Solution: The server reads its own filename mapping tables from assistant responses.
Workflow:
-
Request 1 (Vision): Client sends beach.jpg
{"role": "user", "content": [ {"type": "text", "text": "describe"}, {"type": "image_url", "image_url": {"url": "data:image/jpeg;base64,..."}} ]} -
Server Response: Includes filename mapping table
A sandy beach with blue water. <!-- mlxk:filenames --> | Image | Filename | |-------|----------| | 1 | image_5733332c.jpeg | -
Client Storage Optimization: Client can drop Base64 from history, keep only:
{"role": "user", "content": "describe"} {"role": "assistant", "content": "A sandy beach...\n\n<!-- mlxk:filenames -->\n..."} -
Request 3 (Vision after Text): Client sends mountain.jpg with text-only history
{ "messages": [ {"role": "user", "content": "describe"}, // No Base64! {"role": "assistant", "content": "Beach...\n\n| 1 | image_5733332c.jpeg |"}, {"role": "user", "content": "What color?"}, {"role": "assistant", "content": "Blue."}, {"role": "user", "content": [ {"type": "text", "text": "new picture"}, {"type": "image_url", "image_url": {"url": "data:image/png;base64,..."}} ]} ] } -
Server Reconstruction: Server scans history:
- Finds
<!-- mlxk:filenames -->marker in assistant response - Parses:
image_5733332c.jpeg→ Image ID 1 - Assigns: mountain.jpg → Image ID 2 ✅
- Finds
Benefits:
- ✅ Zero client changes - Works with standard OpenAI API
- ✅ Storage optimization - Client can drop large Base64 data (2 MB → 2 KB)
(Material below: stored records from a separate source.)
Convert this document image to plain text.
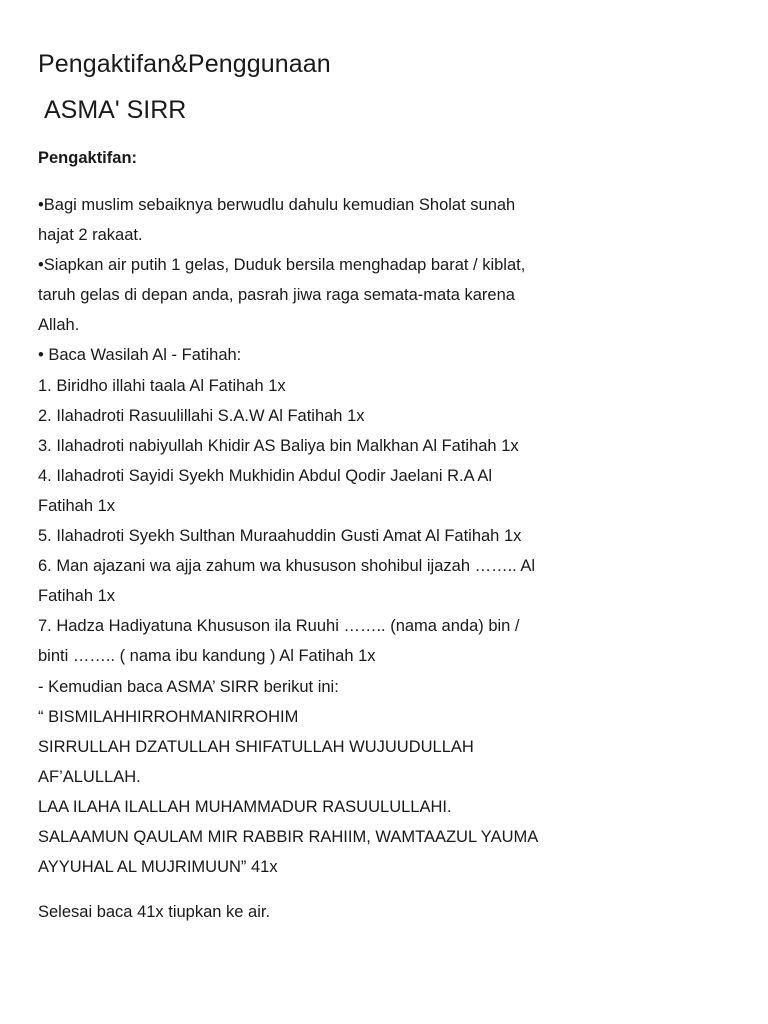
Pengaktifan&Penggunaan
ASMA' SIRR
Pengaktifan:
•Bagi muslim sebaiknya berwudlu dahulu kemudian Sholat sunah
hajat 2 rakaat.
•Siapkan air putih 1 gelas, Duduk bersila menghadap barat / kiblat,
taruh gelas di depan anda, pasrah jiwa raga semata-mata karena
Allah.
• Baca Wasilah Al - Fatihah:
1. Biridho illahi taala Al Fatihah 1x
2. Ilahadroti Rasuulillahi S.A.W Al Fatihah 1x
3. Ilahadroti nabiyullah Khidir AS Baliya bin Malkhan Al Fatihah 1x
4. Ilahadroti Sayidi Syekh Mukhidin Abdul Qodir Jaelani R.A Al
Fatihah 1x
5. Ilahadroti Syekh Sulthan Muraahuddin Gusti Amat Al Fatihah 1x
6. Man ajazani wa ajja zahum wa khususon shohibul ijazah …….. Al
Fatihah 1x
7. Hadza Hadiyatuna Khususon ila Ruuhi …….. (nama anda) bin /
binti …….. ( nama ibu kandung ) Al Fatihah 1x
- Kemudian baca ASMA’ SIRR berikut ini:
“ BISMILAHHIRROHMANIRROHIM
SIRRULLAH DZATULLAH SHIFATULLAH WUJUUDULLAH
AF’ALULLAH.
LAA ILAHA ILALLAH MUHAMMADUR RASUULULLAHI.
SALAAMUN QAULAM MIR RABBIR RAHIIM, WAMTAAZUL YAUMA
AYYUHAL AL MUJRIMUUN” 41x
Selesai baca 41x tiupkan ke air.
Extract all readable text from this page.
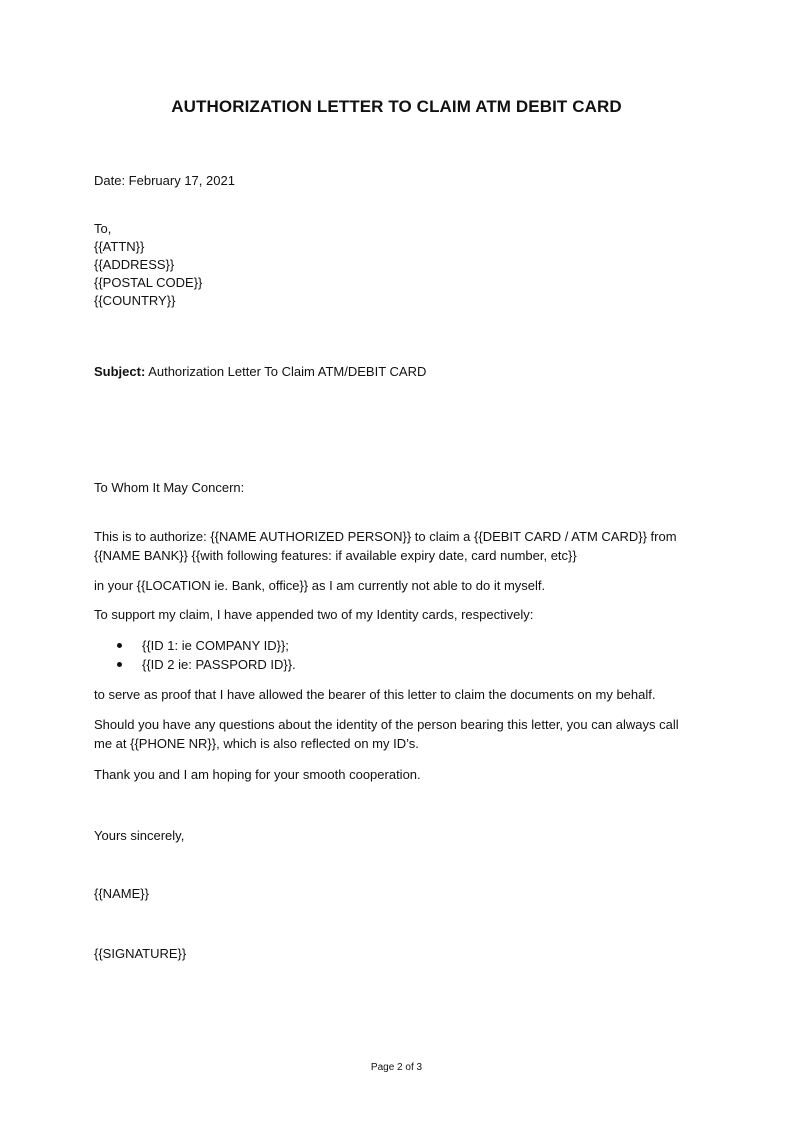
AUTHORIZATION LETTER TO CLAIM ATM DEBIT CARD
Date: February 17, 2021
To,
{{ATTN}}
{{ADDRESS}}
{{POSTAL CODE}}
{{COUNTRY}}
Subject: Authorization Letter To Claim ATM/DEBIT CARD
To Whom It May Concern:
This is to authorize: {{NAME AUTHORIZED PERSON}} to claim a {{DEBIT CARD / ATM CARD}} from
{{NAME BANK}} {{with following features: if available expiry date, card number, etc}}
in your {{LOCATION ie. Bank, office}} as I am currently not able to do it myself.
To support my claim, I have appended two of my Identity cards, respectively:
{{ID 1: ie COMPANY ID}};
{{ID 2 ie: PASSPORD ID}}.
to serve as proof that I have allowed the bearer of this letter to claim the documents on my behalf.
Should you have any questions about the identity of the person bearing this letter, you can always call
me at {{PHONE NR}}, which is also reflected on my ID’s.
Thank you and I am hoping for your smooth cooperation.
Yours sincerely,
{{NAME}}
{{SIGNATURE}}
Page 2 of 3
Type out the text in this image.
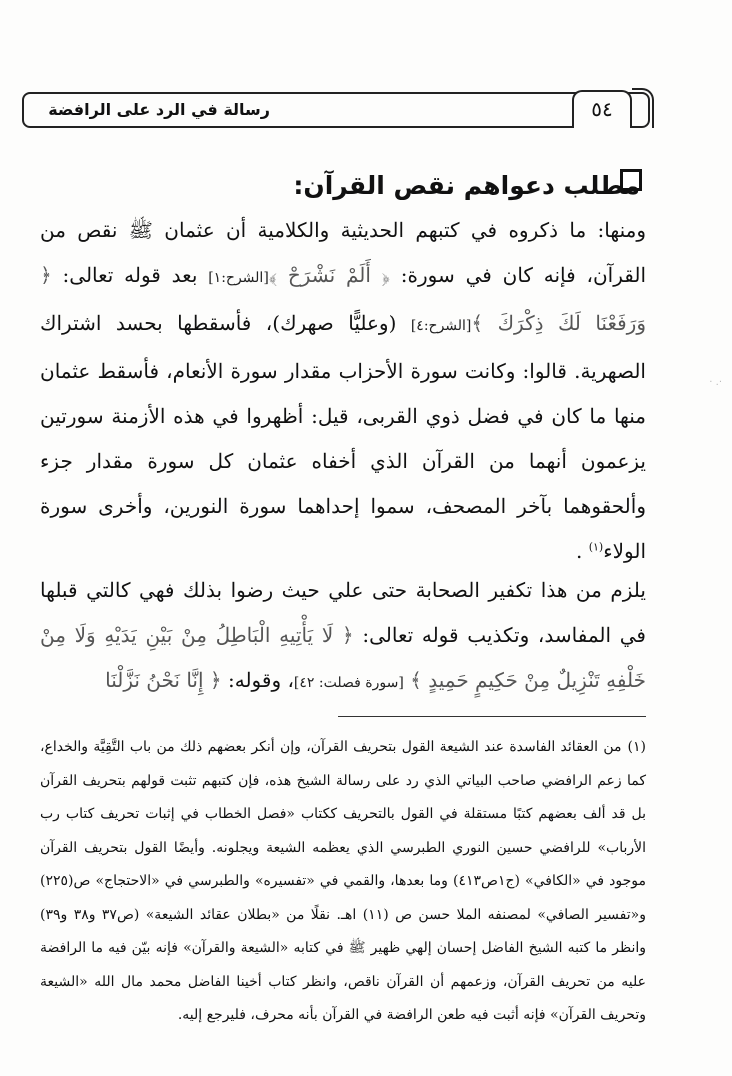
رسالة في الرد على الرافضة	٥٤
مطلب دعواهم نقص القرآن:

ومنها: ما ذكروه في كتبهم الحديثية والكلامية أن عثمان ﷺ نقص من القرآن، فإنه كان في سورة: ﴿ أَلَمْ نَشْرَحْ ﴾[الشرح:١] بعد قوله تعالى: ﴿ وَرَفَعْنَا لَكَ ذِكْرَكَ ﴾[الشرح:٤] (وعليًّا صهرك)، فأسقطها بحسد اشتراك الصهرية. قالوا: وكانت سورة الأحزاب مقدار سورة الأنعام، فأسقط عثمان منها ما كان في فضل ذوي القربى، قيل: أظهروا في هذه الأزمنة سورتين يزعمون أنهما من القرآن الذي أخفاه عثمان كل سورة مقدار جزء وألحقوهما بآخر المصحف، سموا إحداهما سورة النورين، وأخرى سورة الولاء$^{(١)}$ .

يلزم من هذا تكفير الصحابة حتى علي حيث رضوا بذلك فهي كالتي قبلها في المفاسد، وتكذيب قوله تعالى: ﴿ لَا يَأْتِيهِ الْبَاطِلُ مِنْ بَيْنِ يَدَيْهِ وَلَا مِنْ خَلْفِهِ تَنْزِيلٌ مِنْ حَكِيمٍ حَمِيدٍ ﴾ [سورة فصلت: ٤٢]، وقوله: ﴿ إِنَّا نَحْنُ نَزَّلْنَا

(١)من العقائد الفاسدة عند الشيعة القول بتحريف القرآن، وإن أنكر بعضهم ذلك من باب التَّقِيَّة والخداع، كما زعم الرافضي صاحب البياتي الذي رد على رسالة الشيخ هذه، فإن كتبهم تثبت قولهم بتحريف القرآن بل قد ألف بعضهم كتبًا مستقلة في القول بالتحريف ككتاب «فصل الخطاب في إثبات تحريف كتاب رب الأرباب» للرافضي حسين النوري الطبرسي الذي يعظمه الشيعة ويجلونه. وأيضًا القول بتحريف القرآن موجود في «الكافي» (ج١ص٤١٣) وما بعدها، والقمي في «تفسيره» والطبرسي في «الاحتجاج» ص(٢٢٥) و«تفسير الصافي» لمصنفه الملا حسن ص (١١) اهـ. نقلًا من «بطلان عقائد الشيعة» (ص٣٧ و٣٨ و٣٩) وانظر ما كتبه الشيخ الفاضل إحسان إلهي ظهير ﷺ في كتابه «الشيعة والقرآن» فإنه بيّن فيه ما الرافضة عليه من تحريف القرآن، وزعمهم أن القرآن ناقص، وانظر كتاب أخينا الفاضل محمد مال الله «الشيعة وتحريف القرآن» فإنه أثبت فيه طعن الرافضة في القرآن بأنه محرف، فليرجع إليه.

·. ·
- ✅ 100% OpenAI-compatible - No protocol extensions needed
- ✅ Stateless server - No server-side session state required
- ✅ Scales to 100+ images - Clients only store small text mappings
Client Recommendations:
- After first Vision request: Drop Base64 image_url from history, keep text + assistant response
- Store locally: Small thumbnails for UI (~20 KB/image via IndexedDB)
- History format: Text-only user messages + full assistant responses (with mapping tables)
Example client storage (100 images):
- ❌ Before: 100 images × 2 MB Base64 = 200 MB (exceeds browser limits)
- ✅ After: 100 thumbnails × 20 KB + text history = ~2 MB (fits in IndexedDB)
Changelog
- 2025-12-15: 2.0.4-beta.1 WIP
- Vision support: Base64 images, multiple images, limits
- History-based stable image IDs (stateless, OpenAI-compatible)
- NEW: Server reads mapping tables from assistant responses (Image ID persistence without Base64)
- Vision: Stateless prompt + history-based IDs (pattern reproduction fix)
- Vision: temperature=0.0 (greedy sampling, reduces hallucinations)
- Vision vs Text max_tokens strategy
- Memory-aware loading (HTTP 507)
- Feature gates and troubleshooting
📝 Note: This handbook will be updated continuously until 2.1 stable release. Check version header for freshness.